Review: Workshop »Die überwältigende Katastrophe. Wahrnehmungskonstellationen destruktiver Naturereignisse im europäischen Realismus«
20. Dezember 2022
Katastrophale Naturereignisse stehen im Spannungsfeld von Überwältigung und Bewältigung. Einerseits schlägt die von ihnen ausgehende Gewalt, ihre Größe sowie die Plötzlichkeit ihres Erscheinens in den Bann; sie macht nicht erst sprach- und schriftlos, sondern bringt bereits die menschliche Wahrnehmung an ihre Grenzen. Der von ihr ausgehende Schock setzt jedoch zugleich auch politische, soziale und kreative Energien zur Transformation (oder Restitution) der bestehenden Ordnung(en) frei. Auch das Erleben der Natur im Modus des Katastrophischen ist auf einen solchen Deutungsimpuls angewiesen, handelt es sich hierbei doch immer um eine nur nachträglich zu leistende Deutung.
Doch wie gehen die realistischen Texte mit der Herausforderung um, das Undenkbare und Überwältigende im Moment seines Hereinbrechens zu erfassen? Wie und über welche innerdiegetischen Figuren werden innerhalb der erzählten Welten das kaum Wahrnehmbare antizipiert und dargestellt werden? Wie werden die Natur- und Kulturordnung durch die Zäsur des Katastrophischen zueinander in Bezug gesetzt, wie werden sie dementiert oder affirmiert?
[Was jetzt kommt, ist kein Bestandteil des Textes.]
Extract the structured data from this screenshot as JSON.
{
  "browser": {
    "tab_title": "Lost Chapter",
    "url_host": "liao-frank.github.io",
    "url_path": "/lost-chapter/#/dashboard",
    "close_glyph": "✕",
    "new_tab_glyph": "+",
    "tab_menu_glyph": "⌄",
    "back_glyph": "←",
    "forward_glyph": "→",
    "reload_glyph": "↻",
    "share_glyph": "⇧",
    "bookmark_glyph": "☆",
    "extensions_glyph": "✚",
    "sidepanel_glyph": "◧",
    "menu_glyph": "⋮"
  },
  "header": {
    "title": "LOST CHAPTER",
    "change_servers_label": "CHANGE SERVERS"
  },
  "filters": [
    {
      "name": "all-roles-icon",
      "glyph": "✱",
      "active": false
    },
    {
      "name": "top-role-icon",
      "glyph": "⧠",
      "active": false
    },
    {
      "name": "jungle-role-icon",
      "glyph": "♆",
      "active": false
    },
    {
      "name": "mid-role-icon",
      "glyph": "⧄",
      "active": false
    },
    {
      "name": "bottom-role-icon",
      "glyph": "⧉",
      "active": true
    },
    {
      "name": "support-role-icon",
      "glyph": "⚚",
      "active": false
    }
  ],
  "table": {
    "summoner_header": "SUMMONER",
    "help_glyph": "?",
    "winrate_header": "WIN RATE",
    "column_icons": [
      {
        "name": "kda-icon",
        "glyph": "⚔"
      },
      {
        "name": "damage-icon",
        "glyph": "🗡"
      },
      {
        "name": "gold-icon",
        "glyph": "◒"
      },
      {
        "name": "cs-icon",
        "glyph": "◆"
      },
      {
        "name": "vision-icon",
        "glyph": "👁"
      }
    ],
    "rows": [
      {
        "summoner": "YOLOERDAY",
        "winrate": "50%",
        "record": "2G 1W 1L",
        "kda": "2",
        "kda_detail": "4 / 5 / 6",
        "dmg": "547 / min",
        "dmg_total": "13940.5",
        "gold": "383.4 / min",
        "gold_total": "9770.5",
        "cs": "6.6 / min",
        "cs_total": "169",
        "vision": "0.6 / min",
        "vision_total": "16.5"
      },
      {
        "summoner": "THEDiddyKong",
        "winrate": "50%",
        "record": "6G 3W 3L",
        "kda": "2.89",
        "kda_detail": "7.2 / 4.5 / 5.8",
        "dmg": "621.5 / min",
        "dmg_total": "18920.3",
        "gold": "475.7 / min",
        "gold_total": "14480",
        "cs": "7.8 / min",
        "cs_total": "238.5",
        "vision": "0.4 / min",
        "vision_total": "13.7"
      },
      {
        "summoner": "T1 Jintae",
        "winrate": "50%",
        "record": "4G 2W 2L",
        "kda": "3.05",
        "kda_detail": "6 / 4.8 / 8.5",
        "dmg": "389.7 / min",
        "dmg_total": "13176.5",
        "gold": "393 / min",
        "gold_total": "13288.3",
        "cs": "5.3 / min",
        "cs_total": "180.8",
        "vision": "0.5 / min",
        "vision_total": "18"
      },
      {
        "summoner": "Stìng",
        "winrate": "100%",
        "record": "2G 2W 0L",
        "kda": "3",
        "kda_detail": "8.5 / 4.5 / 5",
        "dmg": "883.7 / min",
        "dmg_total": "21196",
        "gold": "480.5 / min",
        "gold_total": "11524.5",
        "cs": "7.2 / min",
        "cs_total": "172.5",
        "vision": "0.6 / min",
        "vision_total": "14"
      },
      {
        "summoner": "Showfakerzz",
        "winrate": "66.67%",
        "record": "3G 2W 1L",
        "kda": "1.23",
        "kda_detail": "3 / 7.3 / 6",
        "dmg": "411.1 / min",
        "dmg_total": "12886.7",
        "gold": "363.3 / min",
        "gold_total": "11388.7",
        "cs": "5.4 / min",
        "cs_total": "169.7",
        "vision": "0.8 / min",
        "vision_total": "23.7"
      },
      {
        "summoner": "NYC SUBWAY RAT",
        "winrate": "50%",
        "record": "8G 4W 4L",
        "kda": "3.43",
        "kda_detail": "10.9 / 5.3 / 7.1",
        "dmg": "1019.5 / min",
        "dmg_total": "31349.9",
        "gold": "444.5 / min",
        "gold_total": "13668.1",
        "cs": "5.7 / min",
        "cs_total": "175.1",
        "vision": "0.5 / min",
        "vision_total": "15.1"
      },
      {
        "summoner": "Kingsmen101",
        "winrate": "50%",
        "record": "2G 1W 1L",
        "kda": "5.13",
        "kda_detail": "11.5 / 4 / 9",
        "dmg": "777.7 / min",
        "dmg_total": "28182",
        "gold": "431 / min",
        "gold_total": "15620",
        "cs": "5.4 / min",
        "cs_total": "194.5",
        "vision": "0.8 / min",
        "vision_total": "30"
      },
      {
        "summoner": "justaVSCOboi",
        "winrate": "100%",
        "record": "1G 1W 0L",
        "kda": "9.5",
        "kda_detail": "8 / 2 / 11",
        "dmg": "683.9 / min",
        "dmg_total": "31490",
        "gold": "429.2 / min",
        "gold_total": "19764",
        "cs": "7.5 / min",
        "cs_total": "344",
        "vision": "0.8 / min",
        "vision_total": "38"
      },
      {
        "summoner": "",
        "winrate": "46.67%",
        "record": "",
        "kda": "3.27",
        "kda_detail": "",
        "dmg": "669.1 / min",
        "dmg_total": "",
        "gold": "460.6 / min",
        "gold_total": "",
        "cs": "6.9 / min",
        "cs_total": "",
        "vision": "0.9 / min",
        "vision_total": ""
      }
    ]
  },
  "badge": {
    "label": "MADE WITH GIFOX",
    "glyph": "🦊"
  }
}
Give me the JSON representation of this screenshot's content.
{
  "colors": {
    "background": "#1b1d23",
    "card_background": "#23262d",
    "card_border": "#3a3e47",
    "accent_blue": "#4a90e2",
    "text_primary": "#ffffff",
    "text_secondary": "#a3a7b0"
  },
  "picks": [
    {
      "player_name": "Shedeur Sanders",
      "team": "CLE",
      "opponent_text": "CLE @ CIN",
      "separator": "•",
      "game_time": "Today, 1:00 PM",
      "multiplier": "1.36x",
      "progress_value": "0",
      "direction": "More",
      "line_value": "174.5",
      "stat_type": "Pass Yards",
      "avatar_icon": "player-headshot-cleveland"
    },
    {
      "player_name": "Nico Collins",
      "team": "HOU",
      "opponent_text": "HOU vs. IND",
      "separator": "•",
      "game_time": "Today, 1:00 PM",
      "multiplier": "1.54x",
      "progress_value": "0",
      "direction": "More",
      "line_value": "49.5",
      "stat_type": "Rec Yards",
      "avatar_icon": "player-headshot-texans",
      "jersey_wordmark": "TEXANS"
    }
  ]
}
An diesen und anderen Fragen setzte der Workshop »Die überwältigende Katastrophe. Wahrnehmungskonstellationen destruktiver Naturereignisse im europäischen Realismus« ein. In Einzelvortägen haben sich Dr. Clemens Günther (FU Berlin), Laura Isengard (Universität Hamburg), Felix Schallenberg (Universität Jena), Dr. Oliver Völker (Goethe-Universität Frankfurt) und Dr. Roman Widder (HU Berlin) diesen Fragen gewidmet und die Naturkatastrophe Texten des deutschsprachigen und russischen Realismus als Störmoment profiliert, das soziale, epistemische und narrative Konstellationen herausfordert. Diese Störung jedoch lässt die bestehenden (Text-)Ordnungen in ihrer Konstruiertheit zuallererst erfahrbar werden.